The type of games you choose doesn't matter too much as long as you don't break the rules mentioned at the beginning of this section. The old classics such as musical chairs, pass the parcel etc still go down well, but be as inventive as you like. Whatever you do, though, don't make the prize something edible, or when it's time to eat, they won't have an appetite. Food prizes will also distract the child when you're trying to play theme games, and make them less interested in the goodie-bag you give them when they leave.

Prizes-If you're going to play a number of games, it's usually expected that there will be prizes given out to the winners. Try to ensure that every child wins something, even if it means having joint winners. If you've got a variety of ages or mix of boys and girls, bear this in mind when choosing prizes. Most children just like being acknowledged as being a winner, so making up some winner's medals or badges can often serve just as well as spending a fortune on different bits and pieces.

Themes & Decorations-It might be a good idea to have a theme, even if it's only "Pink or Blue". The choices are endless: from Barbie to Batman, Fairies and Pirates. Once you've decided on the theme, try to ensure that the decorations, balloons, party bags, cake, etc all fit the theme.
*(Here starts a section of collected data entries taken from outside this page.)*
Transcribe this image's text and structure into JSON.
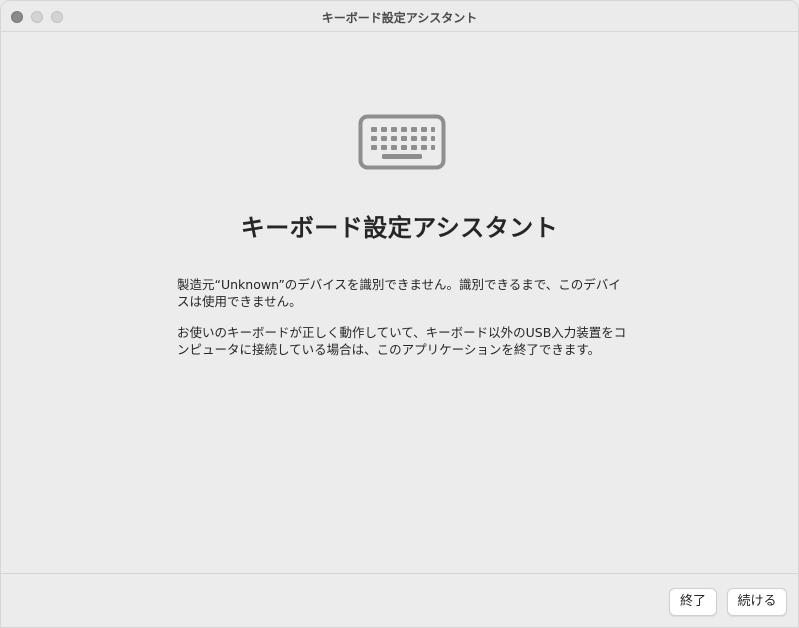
{
  "window": {
    "title": "キーボード設定アシスタント"
  },
  "main": {
    "icon": "keyboard-icon",
    "headline": "キーボード設定アシスタント",
    "paragraph1": "製造元“Unknown”のデバイスを識別できません。識別できるまで、このデバイスは使用できません。",
    "paragraph2": "お使いのキーボードが正しく動作していて、キーボード以外のUSB入力装置をコンピュータに接続している場合は、このアプリケーションを終了できます。"
  },
  "footer": {
    "quit_label": "終了",
    "continue_label": "続ける"
  },
  "colors": {
    "window_bg": "#ececec",
    "icon_stroke": "#8e8e8e",
    "button_bg": "#ffffff"
  }
}
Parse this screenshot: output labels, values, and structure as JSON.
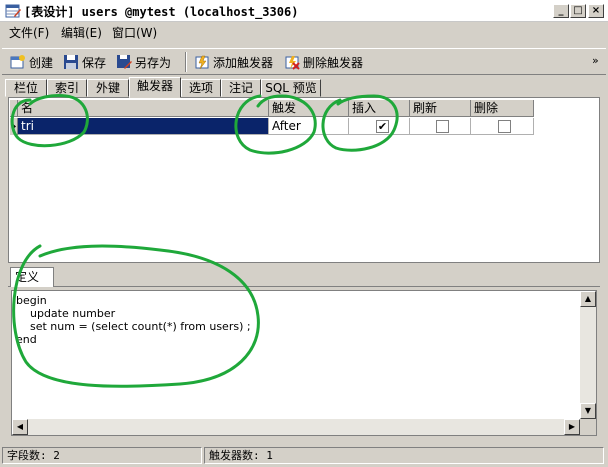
{
  "window": {
    "title": "[表设计] users @mytest (localhost_3306)",
    "minimize": "_",
    "maximize": "□",
    "close": "×"
  },
  "menu": {
    "items": [
      {
        "label": "文件(F)"
      },
      {
        "label": "编辑(E)"
      },
      {
        "label": "窗口(W)"
      }
    ]
  },
  "toolbar": {
    "new_label": "创建",
    "save_label": "保存",
    "save_as_label": "另存为",
    "add_trigger_label": "添加触发器",
    "delete_trigger_label": "删除触发器",
    "overflow": "»"
  },
  "tabs": [
    {
      "label": "栏位"
    },
    {
      "label": "索引"
    },
    {
      "label": "外键"
    },
    {
      "label": "触发器",
      "active": true
    },
    {
      "label": "选项"
    },
    {
      "label": "注记"
    },
    {
      "label": "SQL 预览"
    }
  ],
  "grid": {
    "columns": [
      "名",
      "触发",
      "插入",
      "刷新",
      "删除"
    ],
    "rows": [
      {
        "name": "tri",
        "timing": "After",
        "insert": true,
        "update": false,
        "delete": false,
        "insert_mark": "✔"
      }
    ]
  },
  "definition": {
    "tab_label": "定义",
    "code_lines": [
      "begin",
      "    update number",
      "    set num = (select count(*) from users) ;",
      "end"
    ]
  },
  "status": {
    "field_count": "字段数: 2",
    "trigger_count": "触发器数: 1"
  },
  "colors": {
    "annotation": "#1fa83a",
    "selection": "#0a246a",
    "face": "#d4d0c8"
  }
}
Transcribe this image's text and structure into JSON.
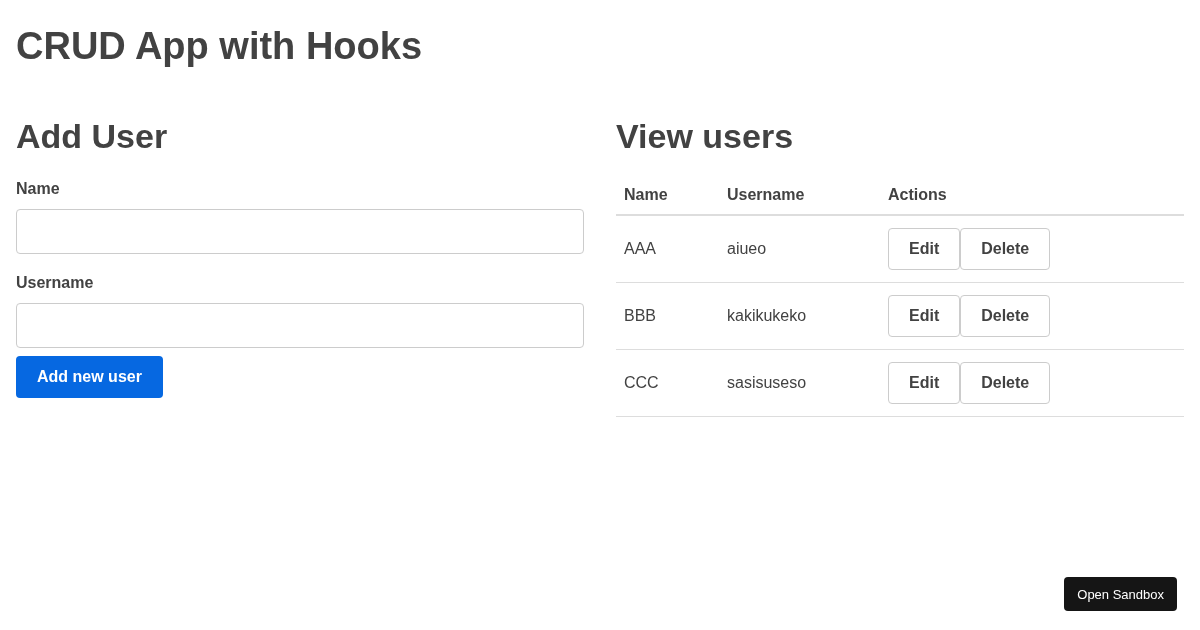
{
  "title": "CRUD App with Hooks",
  "add_user": {
    "heading": "Add User",
    "fields": [
      {
        "label": "Name"
      },
      {
        "label": "Username"
      }
    ],
    "submit": "Add new user"
  },
  "view_users": {
    "heading": "View users",
    "columns": [
      "Name",
      "Username",
      "Actions"
    ],
    "rows": [
      {
        "name": "AAA",
        "username": "aiueo",
        "actions": [
          "Edit",
          "Delete"
        ]
      },
      {
        "name": "BBB",
        "username": "kakikukeko",
        "actions": [
          "Edit",
          "Delete"
        ]
      },
      {
        "name": "CCC",
        "username": "sasisuseso",
        "actions": [
          "Edit",
          "Delete"
        ]
      }
    ]
  },
  "sandbox_button": "Open Sandbox"
}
If you're going to do the decorations yourself, schedule in time for this, particularly balloon blowing and remember if you're hiring a hall, you will need to book it for that extended time beforehand. Another option is to have someone come in and decorate the hall or venue while you get on with other things.

Party Bags-In my experience, there is definately an expectation for these to be given out at the end of the party. I have seen them contain all sorts of things from pencils and erasers, sweets, bouncy balls and of course the obligatory piece of cake.

Don't Forget the Cake & Candles (and something to light them with)!!!